Horoscopes, suspenders, iron watch charms, brown cakes that may pass for
maple sugar, ironing wax, laundry soap or penuchia, a book on
Prohibition, mending wax and books of magic are all there. They are not
things which we particularly want, but that's the point. Anyone can sell
things that people want. But these men are professional persuaders of
men against their will whose mission it is to make people want what they
don't want. That's Art.
The horoscope seller must have taken his degree from some college of
venders, his call has such finesse.

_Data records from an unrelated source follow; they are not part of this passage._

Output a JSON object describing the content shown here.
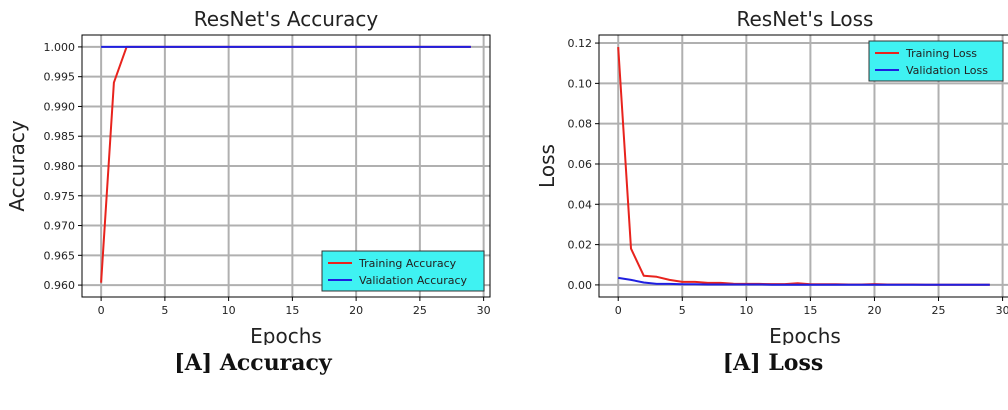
{
  "captions": [
    "[A] Accuracy",
    "[A] Loss"
  ],
  "colors": {
    "training": "#e8231d",
    "validation": "#1f1fe0",
    "legend_bg": "#3ff2f2",
    "grid": "#b0b0b0"
  },
  "chart_data": [
    {
      "type": "line",
      "title": "ResNet's Accuracy",
      "xlabel": "Epochs",
      "ylabel": "Accuracy",
      "xlim": [
        -1.5,
        30.5
      ],
      "ylim": [
        0.958,
        1.002
      ],
      "xticks": [
        0,
        5,
        10,
        15,
        20,
        25,
        30
      ],
      "xtick_labels": [
        "0",
        "5",
        "10",
        "15",
        "20",
        "25",
        "30"
      ],
      "yticks": [
        0.96,
        0.965,
        0.97,
        0.975,
        0.98,
        0.985,
        0.99,
        0.995,
        1.0
      ],
      "ytick_labels": [
        "0.960",
        "0.965",
        "0.970",
        "0.975",
        "0.980",
        "0.985",
        "0.990",
        "0.995",
        "1.000"
      ],
      "grid": true,
      "legend_position": "bottom-right",
      "series": [
        {
          "name": "Training Accuracy",
          "color_key": "training",
          "x": [
            0,
            1,
            2,
            3,
            4,
            5,
            6,
            7,
            8,
            9,
            10,
            11,
            12,
            13,
            14,
            15,
            16,
            17,
            18,
            19,
            20,
            21,
            22,
            23,
            24,
            25,
            26,
            27,
            28,
            29
          ],
          "y": [
            0.9604,
            0.994,
            1.0,
            1.0,
            1.0,
            1.0,
            1.0,
            1.0,
            1.0,
            1.0,
            1.0,
            1.0,
            1.0,
            1.0,
            1.0,
            1.0,
            1.0,
            1.0,
            1.0,
            1.0,
            1.0,
            1.0,
            1.0,
            1.0,
            1.0,
            1.0,
            1.0,
            1.0,
            1.0,
            1.0
          ]
        },
        {
          "name": "Validation Accuracy",
          "color_key": "validation",
          "x": [
            0,
            1,
            2,
            3,
            4,
            5,
            6,
            7,
            8,
            9,
            10,
            11,
            12,
            13,
            14,
            15,
            16,
            17,
            18,
            19,
            20,
            21,
            22,
            23,
            24,
            25,
            26,
            27,
            28,
            29
          ],
          "y": [
            1.0,
            1.0,
            1.0,
            1.0,
            1.0,
            1.0,
            1.0,
            1.0,
            1.0,
            1.0,
            1.0,
            1.0,
            1.0,
            1.0,
            1.0,
            1.0,
            1.0,
            1.0,
            1.0,
            1.0,
            1.0,
            1.0,
            1.0,
            1.0,
            1.0,
            1.0,
            1.0,
            1.0,
            1.0,
            1.0
          ]
        }
      ]
    },
    {
      "type": "line",
      "title": "ResNet's Loss",
      "xlabel": "Epochs",
      "ylabel": "Loss",
      "xlim": [
        -1.5,
        30.5
      ],
      "ylim": [
        -0.006,
        0.124
      ],
      "xticks": [
        0,
        5,
        10,
        15,
        20,
        25,
        30
      ],
      "xtick_labels": [
        "0",
        "5",
        "10",
        "15",
        "20",
        "25",
        "30"
      ],
      "yticks": [
        0.0,
        0.02,
        0.04,
        0.06,
        0.08,
        0.1,
        0.12
      ],
      "ytick_labels": [
        "0.00",
        "0.02",
        "0.04",
        "0.06",
        "0.08",
        "0.10",
        "0.12"
      ],
      "grid": true,
      "legend_position": "top-right",
      "series": [
        {
          "name": "Training Loss",
          "color_key": "training",
          "x": [
            0,
            1,
            2,
            3,
            4,
            5,
            6,
            7,
            8,
            9,
            10,
            11,
            12,
            13,
            14,
            15,
            16,
            17,
            18,
            19,
            20,
            21,
            22,
            23,
            24,
            25,
            26,
            27,
            28,
            29
          ],
          "y": [
            0.118,
            0.018,
            0.0045,
            0.004,
            0.0025,
            0.0015,
            0.0015,
            0.001,
            0.001,
            0.0006,
            0.0005,
            0.0005,
            0.0004,
            0.0004,
            0.0008,
            0.0003,
            0.0003,
            0.0003,
            0.0002,
            0.0002,
            0.0004,
            0.0002,
            0.0002,
            0.0002,
            0.0001,
            0.0001,
            0.0001,
            0.0001,
            0.0001,
            0.0001
          ]
        },
        {
          "name": "Validation Loss",
          "color_key": "validation",
          "x": [
            0,
            1,
            2,
            3,
            4,
            5,
            6,
            7,
            8,
            9,
            10,
            11,
            12,
            13,
            14,
            15,
            16,
            17,
            18,
            19,
            20,
            21,
            22,
            23,
            24,
            25,
            26,
            27,
            28,
            29
          ],
          "y": [
            0.0035,
            0.0025,
            0.0012,
            0.0005,
            0.0005,
            0.0003,
            0.0003,
            0.0002,
            0.0002,
            0.0002,
            0.0002,
            0.0002,
            0.0001,
            0.0001,
            0.0001,
            0.0001,
            0.0001,
            0.0001,
            0.0001,
            0.0001,
            0.0001,
            0.0001,
            0.0001,
            0.0001,
            0.0001,
            0.0001,
            0.0001,
            0.0001,
            0.0001,
            0.0001
          ]
        }
      ]
    }
  ]
}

I cannot reproduce the lilt of it -
"Here's where you get your horoscope, a dime, ten cents." It is
suggestive of the midways of country fairs, shooting galleries on the
Board Walk, and circuses in the springtime. "Here's where you get your
horoscope, a dime, ten cents."
The little, old, blind man sitting there with one hand outstretched and
the other holding a book, his white hair and beard neatly combed,
reminds me of something Biblical and prophetic like pictures in old
churches. Alas! no one seems to buy his story of prohibition. I think he
would do lots better in Kansas or Iowa. A particularly fascinating one
is the man of mending wax who stands before his table like some
professor of chemistry with a tiny flame and saucers of mysterious
powders and, I almost said, a blow pipe.